Byonic is a new proteomics search engine that can identify peptides carrying N- and O-linked glycans. Byonic offers a number of ways to search for glycopeptides, including preset glycan tables and manually entered glycan masses, and the search strategy affects the quality and quantity of spectrum assignments. Here we show how a progression of searches, from wider to narrower in both proteins and glycans, can improve sensitivity and specificity for glycopeptide identification.
We obtained data from the following samples: Glycophorin-A, PSA, human blood serum enriched for glycoproteins, and secreted proteins from human endothelial cells. All data were acquired on various Thermo Orbitrap instruments and included both HCD and ETD fragmentation. We first searched the data with a full human protein database with contaminants and decoys, and later with smaller databases produced by Byonic's “focused database” option. We started with Byonic's preset glycan search, which allows only one glycan per peptide, and then, guided by prior search results, augmented or replaced these tables with user-defined glycan modifications with appropriate limits on each type of modification.
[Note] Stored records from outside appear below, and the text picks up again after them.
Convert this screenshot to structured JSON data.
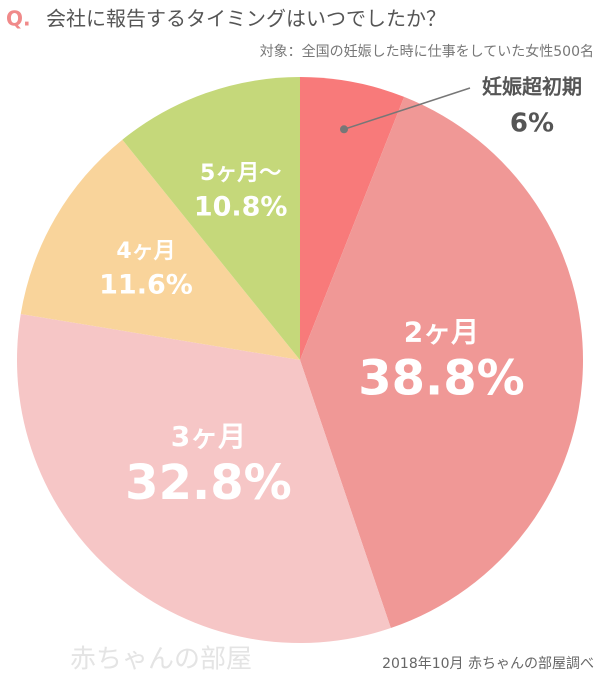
{
  "chart_data": {
    "type": "pie",
    "question_label": "Q.",
    "title": "会社に報告するタイミングはいつでしたか？",
    "subtitle": "対象：全国の妊娠した時に仕事をしていた女性500名",
    "categories": [
      "妊娠超初期",
      "2ヶ月",
      "3ヶ月",
      "4ヶ月",
      "5ヶ月〜"
    ],
    "values": [
      6,
      38.8,
      32.8,
      11.6,
      10.8
    ],
    "value_labels": [
      "6%",
      "38.8%",
      "32.8%",
      "11.6%",
      "10.8%"
    ],
    "colors": [
      "#f87a7a",
      "#f09896",
      "#f6c6c6",
      "#f9d49b",
      "#c5d87a"
    ],
    "source": "2018年10月 赤ちゃんの部屋調べ",
    "logo": "赤ちゃんの部屋"
  }
}
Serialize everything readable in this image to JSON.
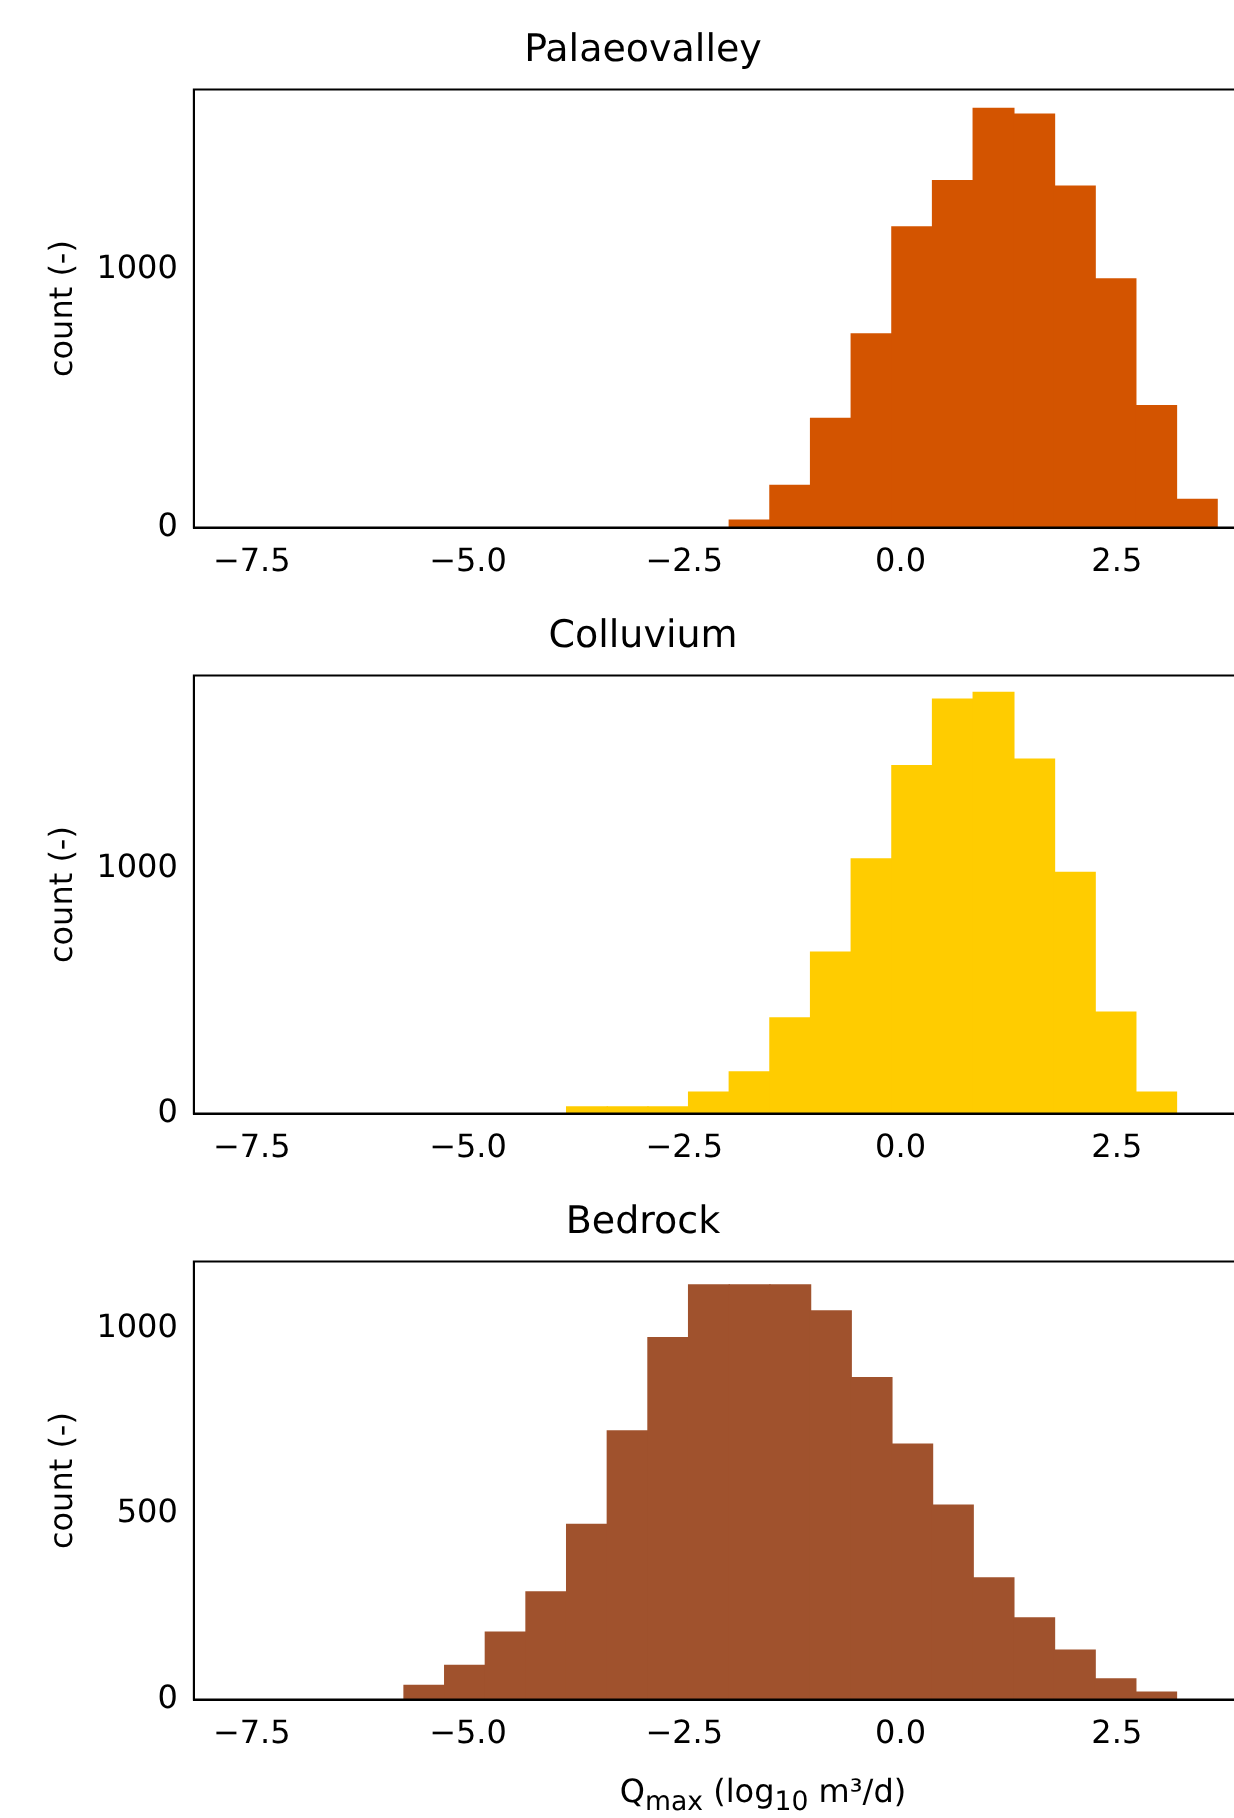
{
  "chart_data": [
    {
      "type": "histogram",
      "title": "Palaeovalley",
      "ylabel": "count (-)",
      "color": "#d35400",
      "bins": [
        -1.98,
        -1.51,
        -1.04,
        -0.57,
        -0.1,
        0.37,
        0.84,
        1.31,
        1.78,
        2.25,
        2.72,
        3.19,
        3.66
      ],
      "values": [
        29,
        164,
        424,
        752,
        1167,
        1347,
        1627,
        1605,
        1325,
        965,
        473,
        109
      ],
      "xlim": [
        -8.17,
        4.04
      ],
      "xticks": [
        {
          "value": -7.5,
          "label": "−7.5"
        },
        {
          "value": -5,
          "label": "−5.0"
        },
        {
          "value": -2.5,
          "label": "−2.5"
        },
        {
          "value": 0,
          "label": "0.0"
        },
        {
          "value": 2.5,
          "label": "2.5"
        }
      ],
      "ylim": [
        0,
        1700
      ],
      "yticks": [
        0,
        1000
      ]
    },
    {
      "type": "histogram",
      "title": "Colluvium",
      "ylabel": "count (-)",
      "color": "#ffcc00",
      "bins": [
        -3.86,
        -3.39,
        -2.92,
        -2.45,
        -1.98,
        -1.51,
        -1.04,
        -0.57,
        -0.1,
        0.37,
        0.84,
        1.31,
        1.78,
        2.25,
        2.72,
        3.19
      ],
      "values": [
        27,
        27,
        27,
        88,
        170,
        391,
        660,
        1041,
        1422,
        1694,
        1721,
        1449,
        986,
        415,
        88
      ],
      "xlim": [
        -8.17,
        4.04
      ],
      "xticks": [
        {
          "value": -7.5,
          "label": "−7.5"
        },
        {
          "value": -5,
          "label": "−5.0"
        },
        {
          "value": -2.5,
          "label": "−2.5"
        },
        {
          "value": 0,
          "label": "0.0"
        },
        {
          "value": 2.5,
          "label": "2.5"
        }
      ],
      "ylim": [
        0,
        1790
      ],
      "yticks": [
        0,
        1000
      ]
    },
    {
      "type": "histogram",
      "title": "Bedrock",
      "ylabel": "count (-)",
      "xlabel": "Q$_{max}$ (log$_{10}$ m³/d)",
      "color": "#a0522d",
      "bins": [
        -5.74,
        -5.27,
        -4.8,
        -4.33,
        -3.86,
        -3.39,
        -2.92,
        -2.45,
        -1.98,
        -1.51,
        -1.04,
        -0.57,
        -0.1,
        0.37,
        0.84,
        1.31,
        1.78,
        2.25,
        2.72,
        3.19
      ],
      "values": [
        38,
        92,
        182,
        290,
        472,
        724,
        975,
        1117,
        1117,
        1117,
        1047,
        867,
        688,
        524,
        328,
        220,
        133,
        56,
        20
      ],
      "xlim": [
        -8.17,
        4.04
      ],
      "xticks": [
        {
          "value": -7.5,
          "label": "−7.5"
        },
        {
          "value": -5,
          "label": "−5.0"
        },
        {
          "value": -2.5,
          "label": "−2.5"
        },
        {
          "value": 0,
          "label": "0.0"
        },
        {
          "value": 2.5,
          "label": "2.5"
        }
      ],
      "ylim": [
        0,
        1180
      ],
      "yticks": [
        0,
        500,
        1000
      ]
    }
  ]
}
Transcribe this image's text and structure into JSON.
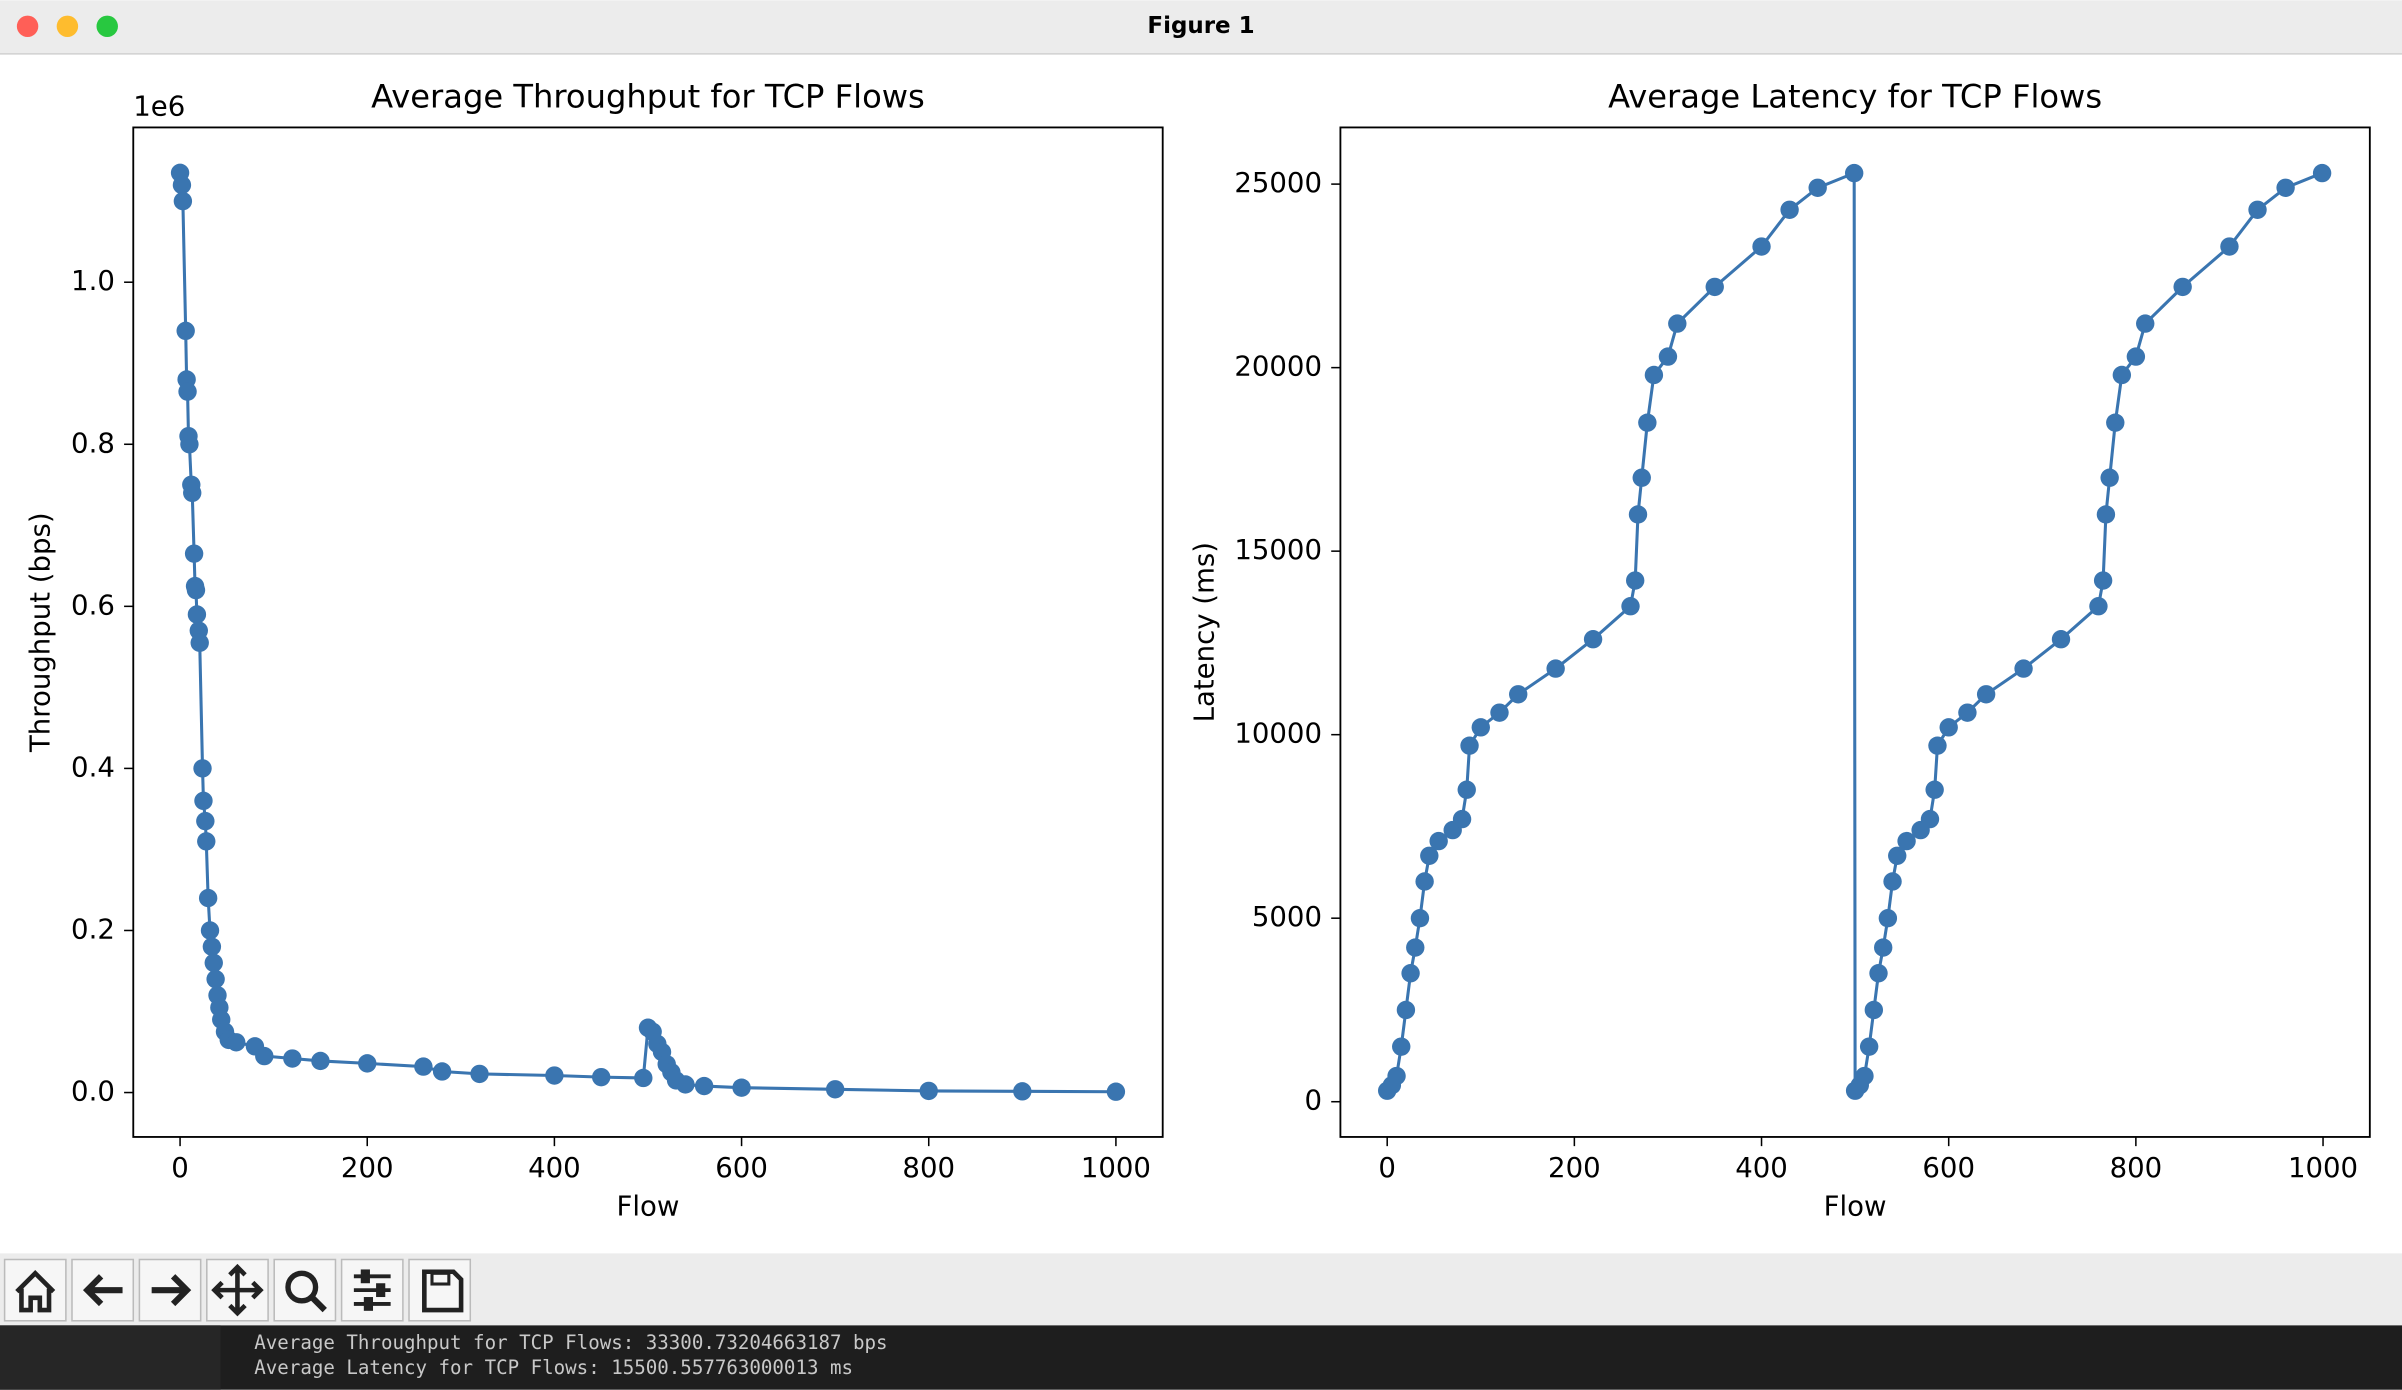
{
  "window": {
    "title": "Figure 1"
  },
  "chart_data": [
    {
      "type": "line",
      "title": "Average Throughput for TCP Flows",
      "xlabel": "Flow",
      "ylabel": "Throughput (bps)",
      "y_offset_label": "1e6",
      "color": "#3a75b0",
      "x": [
        0,
        2,
        3,
        6,
        7,
        8,
        9,
        10,
        12,
        13,
        15,
        16,
        17,
        18,
        20,
        21,
        24,
        25,
        27,
        28,
        30,
        32,
        34,
        36,
        38,
        40,
        42,
        44,
        48,
        52,
        60,
        80,
        90,
        120,
        150,
        200,
        260,
        280,
        320,
        400,
        450,
        495,
        500,
        505,
        510,
        515,
        520,
        525,
        530,
        540,
        560,
        600,
        700,
        800,
        900,
        1000
      ],
      "values": [
        1.135,
        1.12,
        1.1,
        0.94,
        0.88,
        0.865,
        0.81,
        0.8,
        0.75,
        0.74,
        0.665,
        0.625,
        0.62,
        0.59,
        0.57,
        0.555,
        0.4,
        0.36,
        0.335,
        0.31,
        0.24,
        0.2,
        0.18,
        0.16,
        0.14,
        0.12,
        0.105,
        0.09,
        0.075,
        0.065,
        0.062,
        0.057,
        0.045,
        0.042,
        0.039,
        0.036,
        0.032,
        0.026,
        0.023,
        0.021,
        0.019,
        0.018,
        0.08,
        0.075,
        0.06,
        0.05,
        0.035,
        0.025,
        0.015,
        0.01,
        0.008,
        0.006,
        0.004,
        0.002,
        0.0015,
        0.001
      ],
      "xlim": [
        -50,
        1050
      ],
      "xticks": [
        0,
        200,
        400,
        600,
        800,
        1000
      ],
      "ylim": [
        -0.0548,
        1.191
      ],
      "yticks": [
        {
          "value": 0,
          "label": "0.0"
        },
        0.2,
        0.4,
        0.6,
        0.8,
        {
          "value": 1,
          "label": "1.0"
        }
      ]
    },
    {
      "type": "line",
      "title": "Average Latency for TCP Flows",
      "xlabel": "Flow",
      "ylabel": "Latency (ms)",
      "color": "#3a75b0",
      "x": [
        0,
        5,
        10,
        15,
        20,
        25,
        30,
        35,
        40,
        45,
        55,
        70,
        80,
        85,
        88,
        100,
        120,
        140,
        180,
        220,
        260,
        265,
        268,
        272,
        278,
        285,
        300,
        310,
        350,
        400,
        430,
        460,
        499,
        500,
        505,
        510,
        515,
        520,
        525,
        530,
        535,
        540,
        545,
        555,
        570,
        580,
        585,
        588,
        600,
        620,
        640,
        680,
        720,
        760,
        765,
        768,
        772,
        778,
        785,
        800,
        810,
        850,
        900,
        930,
        960,
        999
      ],
      "values": [
        300,
        450,
        700,
        1500,
        2500,
        3500,
        4200,
        5000,
        6000,
        6700,
        7100,
        7400,
        7700,
        8500,
        9700,
        10200,
        10600,
        11100,
        11800,
        12600,
        13500,
        14200,
        16000,
        17000,
        18500,
        19800,
        20300,
        21200,
        22200,
        23300,
        24300,
        24900,
        25300,
        300,
        450,
        700,
        1500,
        2500,
        3500,
        4200,
        5000,
        6000,
        6700,
        7100,
        7400,
        7700,
        8500,
        9700,
        10200,
        10600,
        11100,
        11800,
        12600,
        13500,
        14200,
        16000,
        17000,
        18500,
        19800,
        20300,
        21200,
        22200,
        23300,
        24300,
        24900,
        25300
      ],
      "xlim": [
        -50,
        1050
      ],
      "xticks": [
        0,
        200,
        400,
        600,
        800,
        1000
      ],
      "ylim": [
        -960,
        26544
      ],
      "yticks": [
        0,
        5000,
        10000,
        15000,
        20000,
        25000
      ]
    }
  ],
  "terminal": {
    "lines": [
      "Average Throughput for TCP Flows: 33300.73204663187 bps",
      "Average Latency for TCP Flows: 15500.557763000013 ms"
    ]
  }
}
We found that focused protein databases containing 10 – 200 proteins greatly improve the sensitivity of glycopeptide search relative to full-database searches. We found a database of likely glycoproteins, determined by PNG-ase release of N-glycans in O18 water, helpful for identifying glycopeptides carrying single N-linked glycans in the endothelial secretome. Focused glycan lists also improve sensitivity, and make possible still more complex searches. We have identified glycopeptides carrying up to two N-glycans, one N-glycan and one O-glycan, and up to four O-glycans, with only minor ambiguities in modification placement and mass distribution. More complex searches, for example, five or more O-glycans, will require improvements in completeness of fragmentation and computational methods.